Another quarter is in the books for residential solar installers, and it wasn't as bad as many investors had expected. Costs were down, helped by plunging solar panel prices and declining sales costs, and many companies are making the necessary transition to solar loans.
One interesting trend that continued was Sunrun Inc (NASDAQ: RUN) posting strong value creation, despite having higher costs and no technological differentiation from competitors -- especially when compared to industry leader SolarCity Corp (NASDAQ: SCTY), which has much lower costs.
Image source: Getty Images.
How Sunrun's magic works
When Sunrun's third quarter earnings were released, investors were wowed by the numbers. Net income of $16.9 million on revenue of $112.0 million was impressive, and installations were stronger than expected.
Beyond the headlines, how Sunrun got to those numbers is a little questionable. Below is a table of the key cost, value, and financing figures reported by Sunrun and SolarCity last quarter.
Data source: Company earnings presentations.
Let's just ponder those numbers for a moment. Sunrun has significantly higher costs than SolarCity, but it's generating 31% more value per watt, 30% more in tax equity financing, and 6% more in financing and other early payments. If we were to use Sunrun's cost numbers and SolarCity's value generation projection, the company would barely be breaking even, and that's including very generous assumptions about discount rates and renewal value.

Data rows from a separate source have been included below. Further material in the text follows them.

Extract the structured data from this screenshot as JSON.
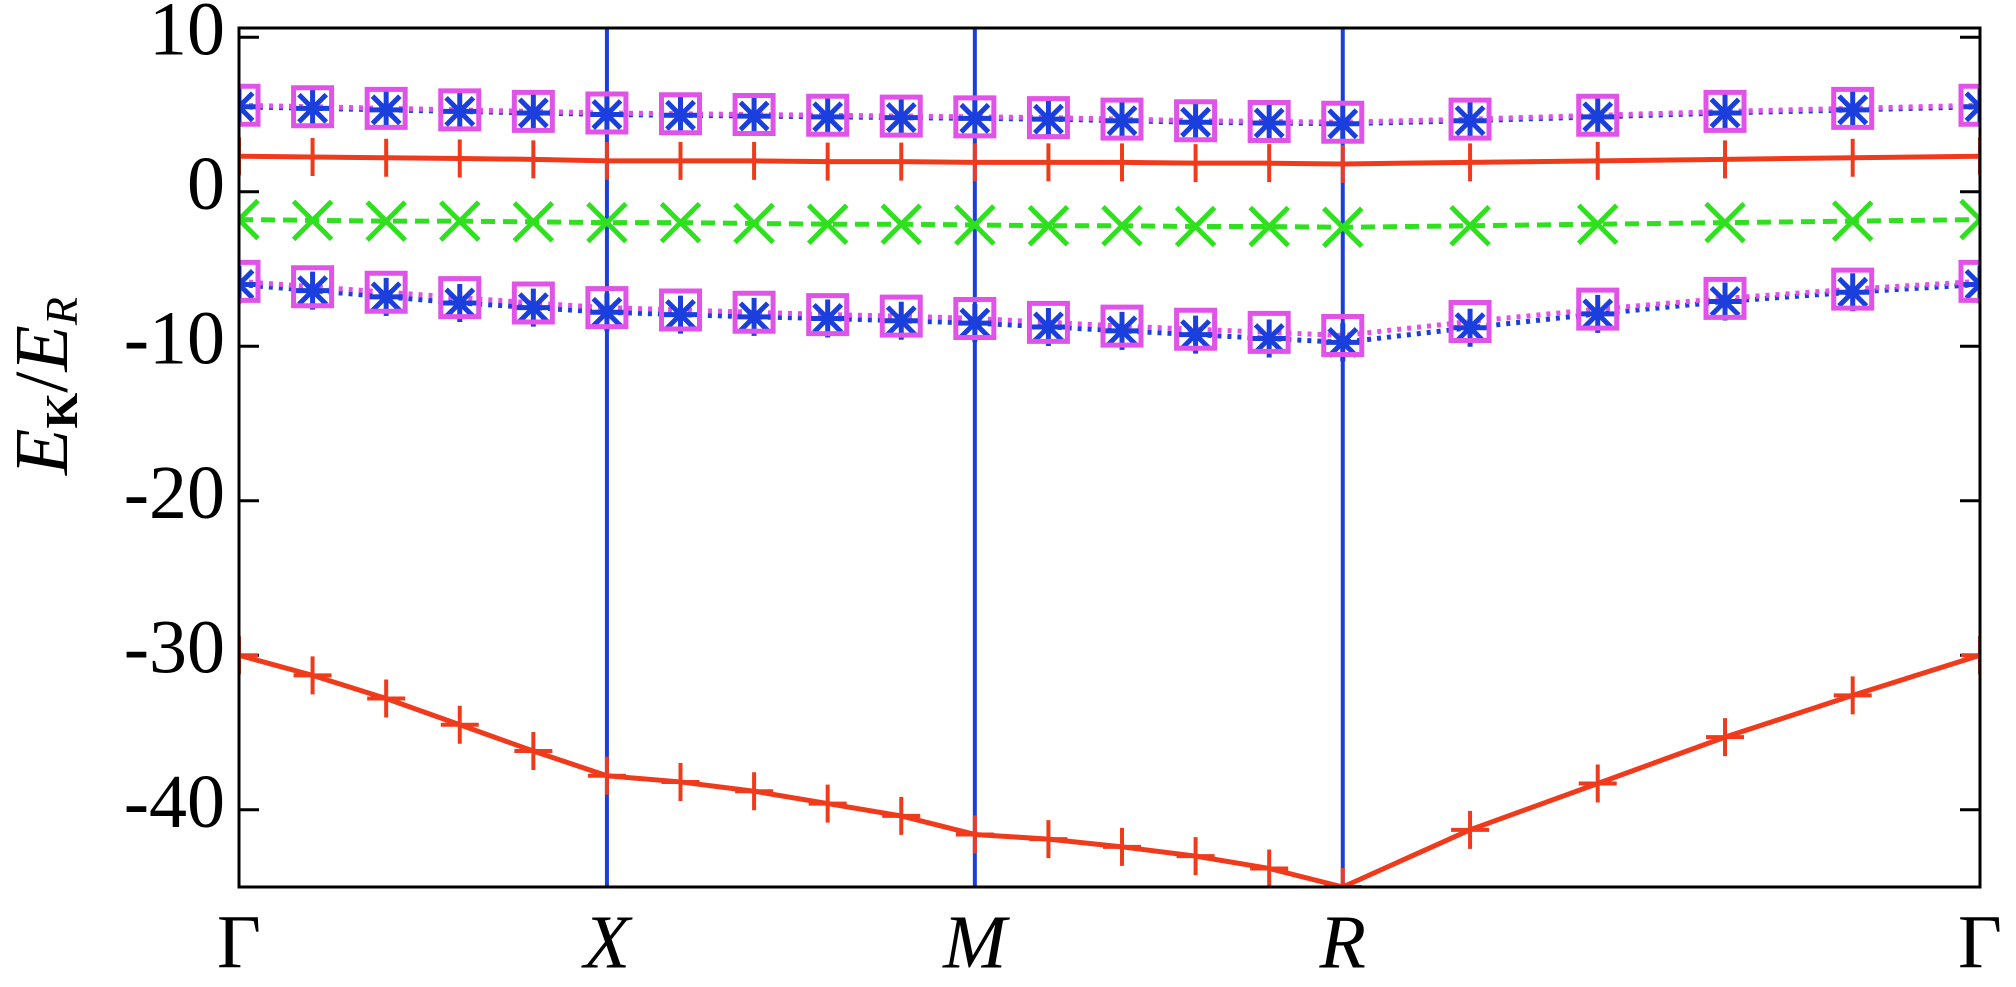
{
  "chart_data": {
    "type": "line",
    "ylabel": [
      "E",
      "K",
      "/",
      "E",
      "R"
    ],
    "x": [
      0,
      0.2,
      0.4,
      0.6,
      0.8,
      1.0,
      1.2,
      1.4,
      1.6,
      1.8,
      2.0,
      2.2,
      2.4,
      2.6,
      2.8,
      3.0,
      3.346,
      3.693,
      4.039,
      4.386,
      4.732
    ],
    "xlim": [
      0,
      4.732
    ],
    "xticks": [
      {
        "value": 0,
        "label": "Γ"
      },
      {
        "value": 1,
        "label": "X"
      },
      {
        "value": 2,
        "label": "M"
      },
      {
        "value": 3,
        "label": "R"
      },
      {
        "value": 4.732,
        "label": "Γ"
      }
    ],
    "ylim": [
      -45,
      10.6
    ],
    "yticks": [
      10,
      0,
      -10,
      -20,
      -30,
      -40
    ],
    "grid": false,
    "tick_vlines": true,
    "vline_color": "#1a3fdc",
    "series": [
      {
        "color": "#f03a1c",
        "style": "solid",
        "marker": "plus",
        "values": [
          -30,
          -31.3,
          -32.8,
          -34.5,
          -36.2,
          -37.8,
          -38.2,
          -38.8,
          -39.6,
          -40.4,
          -41.6,
          -41.9,
          -42.4,
          -43,
          -43.8,
          -45,
          -41.3,
          -38.3,
          -35.3,
          -32.6,
          -30
        ]
      },
      {
        "color": "#f03a1c",
        "style": "solid",
        "marker": "plus",
        "values": [
          2.3,
          2.25,
          2.2,
          2.15,
          2.1,
          2.0,
          2.0,
          2.0,
          1.95,
          1.95,
          1.9,
          1.9,
          1.9,
          1.85,
          1.85,
          1.8,
          1.9,
          2.0,
          2.1,
          2.2,
          2.3
        ]
      },
      {
        "color": "#2ee01e",
        "style": "dashed",
        "marker": "cross",
        "values": [
          -1.8,
          -1.85,
          -1.9,
          -1.9,
          -1.95,
          -2.0,
          -2.0,
          -2.05,
          -2.1,
          -2.1,
          -2.15,
          -2.2,
          -2.2,
          -2.25,
          -2.25,
          -2.3,
          -2.2,
          -2.1,
          -2.0,
          -1.9,
          -1.8
        ]
      },
      {
        "color": "#1a3fdc",
        "style": "dotted",
        "marker": "asterisk",
        "values": [
          5.5,
          5.4,
          5.3,
          5.2,
          5.1,
          5.0,
          4.95,
          4.9,
          4.85,
          4.8,
          4.75,
          4.7,
          4.6,
          4.5,
          4.45,
          4.4,
          4.6,
          4.85,
          5.1,
          5.3,
          5.5
        ]
      },
      {
        "color": "#e052e8",
        "style": "dotted",
        "marker": "square",
        "values": [
          5.6,
          5.5,
          5.4,
          5.3,
          5.2,
          5.1,
          5.05,
          5.0,
          4.95,
          4.9,
          4.85,
          4.8,
          4.7,
          4.6,
          4.55,
          4.5,
          4.7,
          4.95,
          5.2,
          5.4,
          5.6
        ]
      },
      {
        "color": "#1a3fdc",
        "style": "dotted",
        "marker": "asterisk",
        "values": [
          -6.0,
          -6.4,
          -6.8,
          -7.2,
          -7.5,
          -7.8,
          -7.95,
          -8.1,
          -8.2,
          -8.35,
          -8.5,
          -8.75,
          -9.0,
          -9.25,
          -9.5,
          -9.75,
          -8.8,
          -7.9,
          -7.1,
          -6.5,
          -6.0
        ]
      },
      {
        "color": "#e052e8",
        "style": "dotted",
        "marker": "square",
        "values": [
          -5.8,
          -6.15,
          -6.5,
          -6.85,
          -7.2,
          -7.5,
          -7.65,
          -7.8,
          -7.95,
          -8.05,
          -8.2,
          -8.45,
          -8.7,
          -8.9,
          -9.1,
          -9.3,
          -8.4,
          -7.6,
          -6.9,
          -6.3,
          -5.8
        ]
      }
    ]
  }
}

There are two, and only two, explanations for what's going on at Sunrun. One is that it's charging customers more for solar leases and power purchase agreements, which is shown in the higher debt financing, rebates, and prepayments for its solar systems. Sunrun's management says it focuses on customers that will be profitable, so it's conceivable this could mean higher energy production and/or pricing on a per watt basis.
The second, and far more concerning, possible explanation is that Sunrun is using a much higher value per watt when it sells tax equity financing to investors, leading to larger tax credits than competitors. No matter what the cost of a solar system, the resulting tax value should be similar for similar components, and since SolarCity and Sunrun use standard components there shouldn't be a big difference in the value of their systems for tax purposes. I could see a small difference being feasible, but the numbers above imply that Sunrun is valuing its systems 30% higher than SolarCity's for tax purposes.
The percentage of costs funded by tax equity and other financing sources should be fairly similar for both companies as well. But you can see that Sunrun is getting much more funding from tax equity and much less from creditors funding cash flows.
Tax subsidies can be a slippery slope
Keep in mind that this tax valuation number is something Congress has investigated before, and as the residential solar industry grows it could do so again. If companies overestimate the value of the solar systems they install they could be getting larger tax subsidies than they deserve, and they could be held liable for the difference. Without knowing the exact valuations being used by Sunrun, it's difficult to know if it's overestimating value -- but the comparison against the industry's leader is concerning.